Tópico em 'Clube dos Bardos' iniciado por Inho, 15 Ago 2003.

  1. Inho

    Inho Usuário

    [Inho][Um conto tolkeniano caricaturado]

    Não me levem a sério... :roll:

    Cap1: E toda saga tem um começo...

    No começo, não havia nada. Mal havia o começo mas, só sei que quando ele apareceu, já haviam três árvores: Mangoron, a dourada, Laranjon, a prateada, e Samantha, a moreninha bronzeada que faz tudo que você quiser por apenas R$20 a hora. Mas essa saiu para trabalhar com o pretexto de comprar um cigarro na esquina e nunca mais foi vista, não participando pois do desenrolar da nossa história.

    Mas como eu ia dizendo, isso era só o começo. Mangoron e Laranjon, duas árvores magníficas, por sinal, cataram dentro de si um restinho de pureza e com isso, fizeram uma semente. Digo, duas. Uma pra cada uma, né?

    Com uma leve sacudidela (que não foi um sopro do Deus do Vento), ambas as sementes foram ao chão. A de Mangoron, que caiu de bunda, preferiu se levantar e assim ousou ficar em pé. Daí, saiu para ocupar as terras debaixo do sol. A semente buscava sempre os lugares mais altos, sempre os mais altos - assim nasceu a construção civil, alguns anos mais tarde, só depois da invenção do kitnet - é... isso, sempre os mais altos, o que, obviamente, rendeu-lhe várias quedas. Acabou contendando-se com o não tão alto assim.
    A de Laranjon, que sofreu o infortúnio de cair de cabeça, foi se afundando cada vez mais nas trevas do underground, passando por Sex Pistols e Gregório de Matos, até encontrar uma toca aconchegante, com um pouquinho de gelo para o uísque e para anestesiar a dor do galo na cabeça. À queda da semente de Laranjon deu-se o nome de Baque Inicial.

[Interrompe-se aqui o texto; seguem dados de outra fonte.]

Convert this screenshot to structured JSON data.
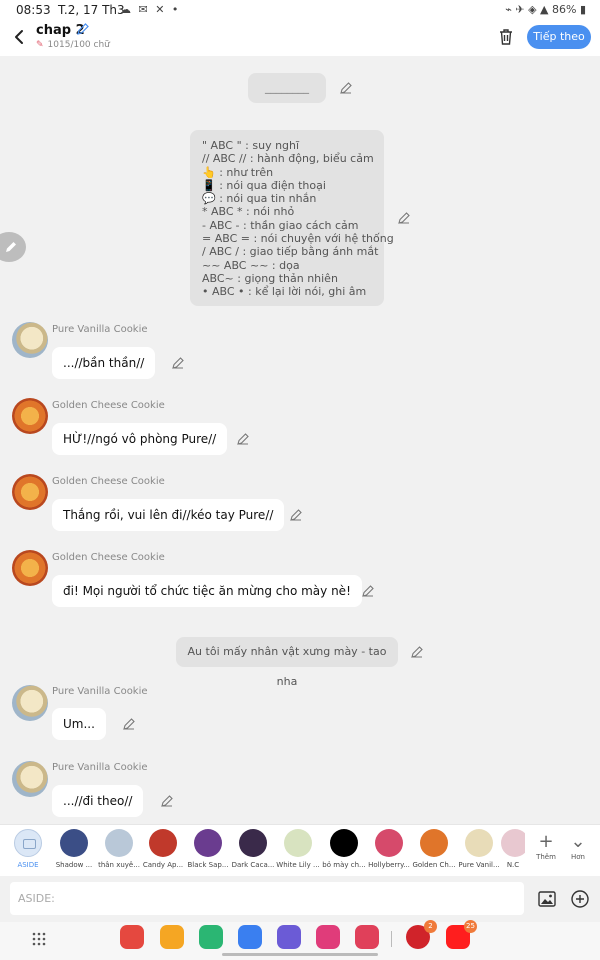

    Então, como ambas as sementes já haviam escolhido seus respectivos territórios, fizeram um acordo de não invasão: os habitantes do subsolo não poderiam entrar em contato com os da superfície, nem vice-versa. Se isso acontecesse, abririam-se muitos canais de comunicação (túneis) entre ambos os Mundos e os problemas se multiplicariam em ambos os lados. A desgraça se instalaria em todos e nada sobrevireria. O caos seria a ordem, e a ordem...ih, ó ela ali! Pega, Pega!!!

    Os filhos de Laranjon viveram durante anos nos subsolos da Terra e ali surgiram várias linhagens de heróicos heróis e de magníficos reis, que enfrentaram hordas horrendas de monstrusos monstros que habitavam as escuras e inúmeras câmaras e túneis que permeavam o tudo-acima-do centro, como eles assim chamavam.
    O povo SinSolon, como era chamado, como todo povo, além de nome, tinha uma cultura e um folclore. O elemento físico que os unia era o típico achatamento no topo da cabeça, que dava a esta um curioso aspecto de coco descascado. Descascado porque, aliado a isto, os SinSolonianos eram, em sua maioria, carecas. Mulheres não eram exceção. Dá-se um desconto de um pouquinho de cabelo forrando as orelhas e só.
    Essa curiosa combinação fazia com que uma aglomeração de SimSolonianos, vista de cima, fosse um perfeito retrato de uma plantação de cebolas. É uma coisa linda. Um verdadeiro espetáculo, que a população organizava anualmente em honra a Lima-Laranjon, a Rainha descendente direta da Grande-Mãe (no caso, a Grande-Filha). Nessas comemorações tomavam parte também o irmão da Rainha e Capitão de Paus e Pedras Lima-Limon (como se sabe, o Grande-Filho).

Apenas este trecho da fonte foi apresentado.